What is a «perfect trip» for you?

Any first walk in any new place — especially a place where no lepidopterist has been before me. There still exist unexplored mountains in Europe and I still can walk twenty kilometers a day. The ordinary stroller might feel on sauntering out a twinge of pleasure (cloudless morning, village still asleep, one side of the street already sunlit, should try to buy English papers on my way back, here's the turn, I believe, yes, footpath to Cataratta), but the cold of the metal net-stick in my right hand magnifies the pleasure to almost intolerable bliss.

22

This interview, conducted by a docile способный anonym, is preserved in a fragmentary transcript dated October, 1972.

There are two Russian books on which I would like you to comment. The first is Dr. Zhivago. I understand you never wished to review it?

Some fifteen years ago, when the Soviets were hypocritically denouncing Pasternak's novel (with the object of increasing foreign sales, the results of which they would eventually pocket and spend on propaganda abroad); when the badgered and bewildered author was promoted by the American press to the rank of an iconic figure; and when his Zhivago vied with my Lalage for the top rungs of the bestseller's ladder; I had the occasion to answer a request for a review of the book from Robert Bingham of The Reporter, New York.

And you refused?

Oh, I did, The other day I found in my files a draft of that answer, dated at Goldwin Smith Hall, Ithaca, N.Y., November 8, 1958. I told Bingham that there were several reasons preventing me from freely expressing my opinion in print. The obvious one was the fear of harming the author.
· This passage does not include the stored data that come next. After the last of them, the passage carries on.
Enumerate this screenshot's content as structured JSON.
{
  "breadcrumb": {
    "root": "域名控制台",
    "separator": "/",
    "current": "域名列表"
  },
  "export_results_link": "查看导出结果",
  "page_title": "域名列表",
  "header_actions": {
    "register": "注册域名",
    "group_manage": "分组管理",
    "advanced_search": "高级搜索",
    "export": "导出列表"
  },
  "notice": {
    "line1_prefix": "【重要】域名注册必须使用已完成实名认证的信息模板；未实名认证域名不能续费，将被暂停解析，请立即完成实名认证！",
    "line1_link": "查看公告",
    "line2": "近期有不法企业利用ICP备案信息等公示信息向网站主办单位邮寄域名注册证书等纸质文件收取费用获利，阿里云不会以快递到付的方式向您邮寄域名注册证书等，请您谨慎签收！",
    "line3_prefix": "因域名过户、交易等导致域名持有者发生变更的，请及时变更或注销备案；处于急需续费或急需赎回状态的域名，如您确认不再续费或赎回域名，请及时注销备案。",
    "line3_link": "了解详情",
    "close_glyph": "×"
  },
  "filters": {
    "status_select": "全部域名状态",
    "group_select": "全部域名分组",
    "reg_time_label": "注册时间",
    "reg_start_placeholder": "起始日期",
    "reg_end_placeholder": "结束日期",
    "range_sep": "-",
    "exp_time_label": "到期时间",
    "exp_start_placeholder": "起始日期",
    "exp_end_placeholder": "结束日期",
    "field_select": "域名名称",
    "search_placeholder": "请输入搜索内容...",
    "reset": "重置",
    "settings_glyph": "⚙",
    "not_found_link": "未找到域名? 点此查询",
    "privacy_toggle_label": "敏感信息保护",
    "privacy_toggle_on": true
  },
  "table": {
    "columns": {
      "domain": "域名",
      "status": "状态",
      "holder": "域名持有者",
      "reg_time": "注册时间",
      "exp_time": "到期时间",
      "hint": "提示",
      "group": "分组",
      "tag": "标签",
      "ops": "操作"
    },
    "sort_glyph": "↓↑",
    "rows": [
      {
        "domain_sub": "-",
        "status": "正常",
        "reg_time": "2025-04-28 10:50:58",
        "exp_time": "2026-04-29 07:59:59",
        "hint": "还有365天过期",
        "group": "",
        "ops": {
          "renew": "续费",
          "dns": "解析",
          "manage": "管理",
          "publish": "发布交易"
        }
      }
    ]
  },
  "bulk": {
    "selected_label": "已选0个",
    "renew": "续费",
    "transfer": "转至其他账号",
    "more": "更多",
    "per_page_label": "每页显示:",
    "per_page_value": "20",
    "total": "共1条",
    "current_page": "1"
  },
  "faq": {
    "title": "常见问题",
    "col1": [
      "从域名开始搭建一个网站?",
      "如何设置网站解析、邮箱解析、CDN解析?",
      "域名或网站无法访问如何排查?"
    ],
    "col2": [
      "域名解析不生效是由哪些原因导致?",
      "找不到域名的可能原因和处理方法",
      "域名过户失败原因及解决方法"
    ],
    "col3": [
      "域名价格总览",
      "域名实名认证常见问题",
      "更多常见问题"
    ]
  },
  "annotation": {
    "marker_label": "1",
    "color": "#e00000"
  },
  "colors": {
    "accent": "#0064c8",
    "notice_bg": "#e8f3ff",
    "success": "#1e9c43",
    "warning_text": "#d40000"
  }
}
Although I never had much influence as a critic, I could well imagine a pack of writers emulating my «eccentrie» outspokenness and causing, in the long run, sales to drop, thus thwarting the Bolshevists in their hopes and making their hostage more vulnerable than ever. There were other reasons — but I certainly left out of consideration one point that might have made me change my mind and write that devastating review after all — the exhilarating prospect of seeing it attributed to competitive chagrin by some ass or goose.

Did you tell Robert Bingham what you thought of Dr. Zhivago?
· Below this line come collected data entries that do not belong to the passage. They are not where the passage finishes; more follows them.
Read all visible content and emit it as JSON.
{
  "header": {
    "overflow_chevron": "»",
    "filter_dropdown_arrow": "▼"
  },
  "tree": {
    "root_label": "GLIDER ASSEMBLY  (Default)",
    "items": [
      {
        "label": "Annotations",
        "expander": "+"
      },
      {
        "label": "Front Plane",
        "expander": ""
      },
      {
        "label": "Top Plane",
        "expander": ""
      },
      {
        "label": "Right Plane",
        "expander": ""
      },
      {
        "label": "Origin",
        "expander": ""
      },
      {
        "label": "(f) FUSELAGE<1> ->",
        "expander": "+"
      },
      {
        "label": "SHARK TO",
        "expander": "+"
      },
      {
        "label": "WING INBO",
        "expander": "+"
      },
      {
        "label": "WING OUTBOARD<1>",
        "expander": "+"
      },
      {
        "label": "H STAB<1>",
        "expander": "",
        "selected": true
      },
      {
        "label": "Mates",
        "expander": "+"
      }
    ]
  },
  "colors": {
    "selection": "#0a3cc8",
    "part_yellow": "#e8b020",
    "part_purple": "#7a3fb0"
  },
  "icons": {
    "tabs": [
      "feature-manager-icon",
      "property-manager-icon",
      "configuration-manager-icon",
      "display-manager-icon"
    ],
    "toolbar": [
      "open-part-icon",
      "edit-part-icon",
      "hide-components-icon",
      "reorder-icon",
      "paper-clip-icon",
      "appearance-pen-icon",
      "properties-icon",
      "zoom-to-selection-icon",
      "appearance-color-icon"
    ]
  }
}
What I told him — is what — I still think today. Any intelligent Russian would see at once that the book is pro-Bolshevist and historically false, if only because it ignores the Liberal Revolution of spring, 1917, while making the saintly doctor accept with delirious joy the Bolshevist coup d'etat seven months later — all of which is in keeping with the party line. Leaving out politics, I regard the book as a sorry thing, clumsy, trivial, and melodramatic, with stock situations, voluptuous lawyers, unbelievable girls, and trite coincidences.